Thursday, March 26, 2015

Protesting sugar planters should've lobbied in congress

“That’s what mayors do. They lobby Congress to provide resources for their city.” Maxine Waters

By Alex P. Vidal

TRAFFIC gridlock is worsening in the Bonifacio Drive, City Proper due to the on-going road-widening construction project of the Department of Public Works and Highways (DPWH) from the foot of Forbes Bridge (the bridge that connects Iloilo City Proper to the districts of La Paz and Jaro across the Iloilo River).
Because it is a main street used by motorists going to the districts of La Paz and Jaro and those going to the City Proper, the gridlock results in monstrous traffic in the adjoining Gen.
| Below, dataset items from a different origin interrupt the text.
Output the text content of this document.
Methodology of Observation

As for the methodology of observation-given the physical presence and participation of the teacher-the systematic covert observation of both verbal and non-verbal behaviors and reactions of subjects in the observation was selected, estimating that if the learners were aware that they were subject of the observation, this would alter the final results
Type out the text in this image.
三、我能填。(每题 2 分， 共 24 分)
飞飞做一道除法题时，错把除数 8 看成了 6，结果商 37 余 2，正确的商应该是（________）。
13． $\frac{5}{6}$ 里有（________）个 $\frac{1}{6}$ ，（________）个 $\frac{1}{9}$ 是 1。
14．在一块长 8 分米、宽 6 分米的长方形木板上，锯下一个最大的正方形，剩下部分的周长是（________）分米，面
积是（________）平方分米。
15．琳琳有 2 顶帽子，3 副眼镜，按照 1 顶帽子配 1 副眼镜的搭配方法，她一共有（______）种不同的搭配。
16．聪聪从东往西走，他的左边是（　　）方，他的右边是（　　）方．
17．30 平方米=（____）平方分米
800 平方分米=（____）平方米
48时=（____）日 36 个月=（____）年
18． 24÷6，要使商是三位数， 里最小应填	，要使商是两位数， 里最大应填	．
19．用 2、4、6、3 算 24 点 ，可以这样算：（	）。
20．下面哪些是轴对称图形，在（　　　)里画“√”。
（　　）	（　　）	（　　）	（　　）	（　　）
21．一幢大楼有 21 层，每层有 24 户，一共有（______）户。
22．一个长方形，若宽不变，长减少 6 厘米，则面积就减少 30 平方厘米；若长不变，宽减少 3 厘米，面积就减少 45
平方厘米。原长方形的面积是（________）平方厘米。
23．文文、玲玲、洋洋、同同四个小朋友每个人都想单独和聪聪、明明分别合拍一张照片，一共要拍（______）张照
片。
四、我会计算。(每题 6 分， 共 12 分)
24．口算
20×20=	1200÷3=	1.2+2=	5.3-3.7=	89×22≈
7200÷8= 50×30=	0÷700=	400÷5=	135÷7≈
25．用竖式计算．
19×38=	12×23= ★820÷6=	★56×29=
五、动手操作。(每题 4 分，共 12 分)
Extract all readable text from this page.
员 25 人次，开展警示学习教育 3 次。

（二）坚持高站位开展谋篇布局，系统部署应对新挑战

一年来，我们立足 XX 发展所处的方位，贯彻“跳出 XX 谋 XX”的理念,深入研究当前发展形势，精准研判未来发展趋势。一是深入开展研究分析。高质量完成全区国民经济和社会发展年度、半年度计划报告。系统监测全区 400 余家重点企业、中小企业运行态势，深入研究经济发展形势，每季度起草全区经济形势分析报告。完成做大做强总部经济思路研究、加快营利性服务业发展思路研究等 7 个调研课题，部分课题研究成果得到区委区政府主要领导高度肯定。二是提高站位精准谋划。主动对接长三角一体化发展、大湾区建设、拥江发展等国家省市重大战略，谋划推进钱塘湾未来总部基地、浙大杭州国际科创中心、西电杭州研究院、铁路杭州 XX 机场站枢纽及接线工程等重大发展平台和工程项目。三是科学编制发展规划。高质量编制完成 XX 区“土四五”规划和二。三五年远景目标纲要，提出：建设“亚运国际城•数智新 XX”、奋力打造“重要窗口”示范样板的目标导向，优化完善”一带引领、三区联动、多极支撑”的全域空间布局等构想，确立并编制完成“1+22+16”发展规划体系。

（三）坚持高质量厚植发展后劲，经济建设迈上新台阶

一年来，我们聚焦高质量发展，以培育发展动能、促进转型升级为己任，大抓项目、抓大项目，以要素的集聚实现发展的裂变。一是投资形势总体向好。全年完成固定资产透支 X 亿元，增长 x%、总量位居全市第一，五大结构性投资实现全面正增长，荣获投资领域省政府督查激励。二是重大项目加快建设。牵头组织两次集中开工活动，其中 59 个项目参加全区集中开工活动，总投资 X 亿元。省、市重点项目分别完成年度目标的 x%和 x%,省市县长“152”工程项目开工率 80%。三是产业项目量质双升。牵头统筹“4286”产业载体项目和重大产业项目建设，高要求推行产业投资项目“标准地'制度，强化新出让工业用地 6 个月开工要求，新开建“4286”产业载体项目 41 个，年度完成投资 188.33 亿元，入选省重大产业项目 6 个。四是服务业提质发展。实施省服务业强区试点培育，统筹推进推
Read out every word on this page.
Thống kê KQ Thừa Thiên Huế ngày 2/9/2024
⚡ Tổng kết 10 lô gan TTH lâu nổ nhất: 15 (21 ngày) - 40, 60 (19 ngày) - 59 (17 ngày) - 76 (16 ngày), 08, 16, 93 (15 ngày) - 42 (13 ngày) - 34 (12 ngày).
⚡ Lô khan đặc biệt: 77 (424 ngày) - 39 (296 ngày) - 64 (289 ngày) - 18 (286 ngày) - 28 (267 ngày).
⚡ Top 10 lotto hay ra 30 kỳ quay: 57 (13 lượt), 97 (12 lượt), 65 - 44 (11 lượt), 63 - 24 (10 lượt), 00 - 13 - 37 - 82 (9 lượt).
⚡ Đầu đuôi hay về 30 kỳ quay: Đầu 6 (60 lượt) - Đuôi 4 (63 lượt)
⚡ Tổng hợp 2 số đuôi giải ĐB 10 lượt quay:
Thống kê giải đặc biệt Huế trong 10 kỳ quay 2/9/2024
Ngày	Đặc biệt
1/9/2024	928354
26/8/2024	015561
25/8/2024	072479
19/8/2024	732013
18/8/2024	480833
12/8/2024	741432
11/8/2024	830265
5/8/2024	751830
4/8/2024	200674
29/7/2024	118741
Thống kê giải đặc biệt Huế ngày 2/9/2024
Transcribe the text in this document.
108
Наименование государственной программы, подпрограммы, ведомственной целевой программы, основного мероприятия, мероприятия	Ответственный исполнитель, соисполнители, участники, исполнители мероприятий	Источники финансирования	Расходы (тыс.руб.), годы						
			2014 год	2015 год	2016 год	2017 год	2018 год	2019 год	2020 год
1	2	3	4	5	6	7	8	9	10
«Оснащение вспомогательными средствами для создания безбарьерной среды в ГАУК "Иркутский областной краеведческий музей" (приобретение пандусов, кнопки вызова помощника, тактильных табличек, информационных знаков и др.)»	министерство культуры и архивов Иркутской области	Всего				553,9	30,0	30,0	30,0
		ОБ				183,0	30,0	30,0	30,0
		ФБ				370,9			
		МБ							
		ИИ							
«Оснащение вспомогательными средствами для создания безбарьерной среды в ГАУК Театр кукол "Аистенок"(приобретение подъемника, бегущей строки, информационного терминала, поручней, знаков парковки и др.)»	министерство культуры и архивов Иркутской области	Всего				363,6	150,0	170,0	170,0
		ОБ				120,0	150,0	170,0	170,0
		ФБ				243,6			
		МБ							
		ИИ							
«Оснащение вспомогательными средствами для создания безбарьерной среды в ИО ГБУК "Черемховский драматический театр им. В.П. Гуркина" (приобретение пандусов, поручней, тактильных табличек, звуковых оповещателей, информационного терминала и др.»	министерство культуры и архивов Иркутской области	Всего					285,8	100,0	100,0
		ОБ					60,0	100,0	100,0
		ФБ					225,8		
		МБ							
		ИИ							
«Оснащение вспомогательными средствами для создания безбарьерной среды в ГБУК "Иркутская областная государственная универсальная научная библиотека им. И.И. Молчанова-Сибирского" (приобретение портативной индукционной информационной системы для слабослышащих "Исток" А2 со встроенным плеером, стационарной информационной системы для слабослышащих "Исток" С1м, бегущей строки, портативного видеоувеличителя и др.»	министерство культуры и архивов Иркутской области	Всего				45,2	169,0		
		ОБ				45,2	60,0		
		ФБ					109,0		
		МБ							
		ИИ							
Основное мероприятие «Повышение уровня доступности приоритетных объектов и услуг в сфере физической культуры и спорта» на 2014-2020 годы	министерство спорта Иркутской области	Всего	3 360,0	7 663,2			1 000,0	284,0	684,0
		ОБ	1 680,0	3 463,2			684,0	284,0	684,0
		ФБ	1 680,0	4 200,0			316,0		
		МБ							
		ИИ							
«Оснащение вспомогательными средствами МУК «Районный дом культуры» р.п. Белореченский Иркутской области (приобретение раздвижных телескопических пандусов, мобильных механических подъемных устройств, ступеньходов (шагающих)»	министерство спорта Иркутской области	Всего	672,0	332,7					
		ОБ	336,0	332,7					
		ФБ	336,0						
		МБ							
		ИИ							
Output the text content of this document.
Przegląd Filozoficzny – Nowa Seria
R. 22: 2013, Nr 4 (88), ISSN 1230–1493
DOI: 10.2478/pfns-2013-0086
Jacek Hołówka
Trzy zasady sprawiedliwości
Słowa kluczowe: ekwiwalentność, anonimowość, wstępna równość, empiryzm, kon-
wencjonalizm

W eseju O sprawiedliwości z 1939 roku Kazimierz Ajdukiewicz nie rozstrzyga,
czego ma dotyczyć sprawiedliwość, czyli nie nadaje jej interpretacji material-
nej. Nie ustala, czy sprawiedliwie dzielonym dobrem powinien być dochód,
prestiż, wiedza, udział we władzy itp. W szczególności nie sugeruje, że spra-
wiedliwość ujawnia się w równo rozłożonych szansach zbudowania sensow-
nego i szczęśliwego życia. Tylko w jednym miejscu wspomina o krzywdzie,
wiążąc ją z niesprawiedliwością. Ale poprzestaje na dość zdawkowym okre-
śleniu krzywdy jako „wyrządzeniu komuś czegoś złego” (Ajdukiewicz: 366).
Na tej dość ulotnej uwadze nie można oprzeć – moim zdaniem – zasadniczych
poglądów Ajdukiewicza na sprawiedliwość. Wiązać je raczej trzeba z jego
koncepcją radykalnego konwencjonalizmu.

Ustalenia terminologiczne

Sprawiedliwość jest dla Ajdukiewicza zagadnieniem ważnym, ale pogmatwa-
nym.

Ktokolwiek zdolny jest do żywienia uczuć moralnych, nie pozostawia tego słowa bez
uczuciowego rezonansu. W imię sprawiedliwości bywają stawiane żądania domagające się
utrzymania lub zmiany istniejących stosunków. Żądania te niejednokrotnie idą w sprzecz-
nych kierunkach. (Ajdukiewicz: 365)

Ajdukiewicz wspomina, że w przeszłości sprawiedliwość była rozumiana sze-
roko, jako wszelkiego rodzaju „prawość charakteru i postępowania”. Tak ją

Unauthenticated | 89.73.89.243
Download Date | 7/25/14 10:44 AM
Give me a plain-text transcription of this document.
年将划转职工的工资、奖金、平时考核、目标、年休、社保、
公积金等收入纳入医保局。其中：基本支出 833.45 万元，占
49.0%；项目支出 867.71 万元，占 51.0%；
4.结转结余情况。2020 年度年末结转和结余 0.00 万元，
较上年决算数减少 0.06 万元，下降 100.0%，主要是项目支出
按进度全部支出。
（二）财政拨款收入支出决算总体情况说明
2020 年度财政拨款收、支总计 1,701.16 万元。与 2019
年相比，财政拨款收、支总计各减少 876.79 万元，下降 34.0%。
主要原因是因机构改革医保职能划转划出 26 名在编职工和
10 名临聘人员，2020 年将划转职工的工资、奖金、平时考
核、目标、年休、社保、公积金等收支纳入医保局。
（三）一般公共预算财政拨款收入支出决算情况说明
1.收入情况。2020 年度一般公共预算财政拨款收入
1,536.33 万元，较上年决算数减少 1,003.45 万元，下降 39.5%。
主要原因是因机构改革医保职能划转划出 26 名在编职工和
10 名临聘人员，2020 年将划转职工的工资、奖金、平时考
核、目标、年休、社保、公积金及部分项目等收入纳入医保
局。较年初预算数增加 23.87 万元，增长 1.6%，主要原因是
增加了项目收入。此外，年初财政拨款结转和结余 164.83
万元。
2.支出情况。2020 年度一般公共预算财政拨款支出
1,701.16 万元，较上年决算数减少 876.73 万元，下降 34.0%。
Luna and Iznart Streets.
Vehicles stopped on the bridge causing heavy inconvenience on the riding public.
Because they are late in their offices, schools and other transactions, programs and activities, people who take the Jaro Liko, Jaro CPU and La Paz passenger jeeps and cabs curse the city hall, the DPWH, including President Benigno “Noynoy” Aquino III.
They also use expletives to describe their harrowing ordeal in the traffic.
And nobody disagrees with them.
The city’s traffic management should do something to solve the problem as soon as possible.

-o0o-

WHERE was the Jalasig Sugarcane Planters Association, a group composed of sugar industry leaders in central Iloilo, when congress was deliberating the Senate Bill No. 2400 or the Sugarcane Industry Development Act, which sought to make the sugarcane industry more competitive by consolidating small farms?
The measure also reiterated the exemption of refined sugar for export from value-added tax (VAT).
It sought to prepare the country’s industry for integration with the Association of Southeast Asian Nations (ASEAN) economic community by the end of 2015.
The Iloilo sugar planters should have fought tongs and hammer during the committee deliberations to also exempt raw sugar from 12 percent VAT.
Their chances to be heard were great.
The measure was known in the Lower House as House Bill no. 4633, and one of the measure’s authors was Rep. Sharon Garin (AAMBIS-OWA party-list).
With some 40,000 members, Jalasig Sugarcane Planters Association, is a force to reckon with in the industry.

ILONGGO

Garin and another Ilonggo Rep. Alfredo Abelardo Benitez (Negros Occidental, third district) would have given weight to their representation.  
The measure sought to consolidate farms smaller than five hectares into blocks to make management “more professionalized” and ensure better delivery of assistance.
It would institutionalize the Sugar Regulatory Administration’s (SRA) Block Farming Program, explained Senate agriculture committee chair Cynthia A. Villar.
In their rally in Zarraga, Iloilo on March 25, sugarcane farmers asked President Aquino and Bureau of Internal Revenue (BIR) Commissioner Kim Henares to scrap the 12 percent VAT on raw sugar.
The government requires sugar cane planters to pay in advance the 12 percent VAT before the commodities are removed from refineries and distributed to customers.